Francois Pierre-Louis Jr. is associate professor of political science at Queens College, CUNY. His research interests include immigration, transnationalism, and Haitian and Caribbean politics. He served in the private cabinet of President Jean-Bertrand Aristide in 1991 and on the senior staff of Prime Minister Jacques-Édouard Alexis in 2007–2008. He is the author of Haitians in New York City: Transnationalism and Hometown Association. His articles have appeared in US Catholic, Wadabagei, the Journal of Haitian Studies, Education and Urban Society, and the Journal of Black Studies. He served as a senior advisor for the Haiti-CUNY Program to the chancellor of the City University of New York from 2011 to 2015.
Karen Richman is a cultural anthropologist whose research focuses on the intersections of migration and religion. She is the author of Migration and Vodou and numerous articles and book chapters on Haitian and Mexican transnational societies. Her article “Innocent Imitations? Mimesis and Alterity in Haitian Vodou Art” won the Robert F. Heizer Award in 2009 for the best article in ethnohistory. She is the director of undergraduate studies in the Institute for Latino Studies, concurrent faculty in Anthropology and Romance Languages and Literatures, and a fellow of the Kellogg Institute for International Studies and of the Eck Institute for Global Health at University of Notre Dame.

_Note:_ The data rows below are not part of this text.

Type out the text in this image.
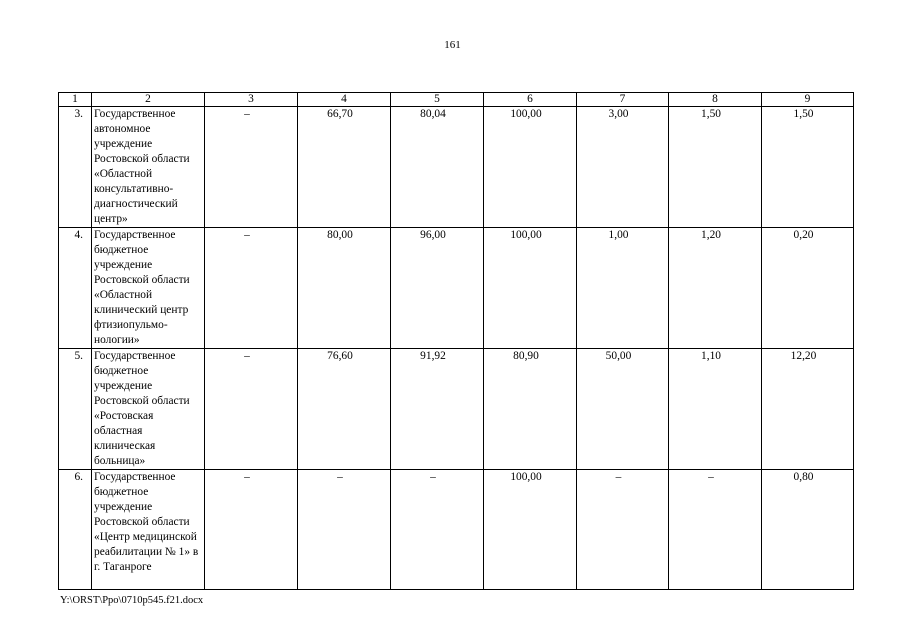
161
1	2	3	4	5	6	7	8	9
3.	Государственное автономное учреждение Ростовской области «Областной консультативно-диагностический центр»	–	66,70	80,04	100,00	3,00	1,50	1,50
4.	Государственное бюджетное учреждение Ростовской области «Областной клинический центр фтизиопульмо-нологии»	–	80,00	96,00	100,00	1,00	1,20	0,20
5.	Государственное бюджетное учреждение Ростовской области «Ростовская областная клиническая больница»	–	76,60	91,92	80,90	50,00	1,10	12,20
6.	Государственное бюджетное учреждение Ростовской области «Центр медицинской реабилитации № 1» в г. Таганроге	–	–	–	100,00	–	–	0,80
Y:\ORST\Ppo\0710p545.f21.docx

Ricardo Seitenfus is the former special representative of the OAS in Haiti and is a professor at Universidade Federal de Santa Maria, Brazil. He has written eleven books and numerous articles and chapters on international relations and Brazil in the international community. He holds a PhD in international relations from the University of Geneva. His most recent book is L’échec de l’aide internationale à Haïti: Dilemmes et égarements.
Amy Wilentz is the author of Farewell, Fred Voodoo: A Letter from Haiti; The Rainy Season: Haiti since Duvalier; Martyrs’ Crossing; and I Feel Earthquakes More Often Than They Happen: Coming to California in the Age of Schwarzenegger. She is the winner of the Whiting Award, the PEN/Martha Albrand Award for First Nonfiction, and the American Academy of Arts and Letters Rosenthal Foundation Award. In 2014, she won the National Book Critics Circle Award for Farewell, Fred Voodoo. Wilentz is a longtime contributing editor at The Nation and has written for the New York Times, the Los Angeles Times, The Huffington Post, and many other publications. She teaches in the literary journalism program at the University of California, Irvine.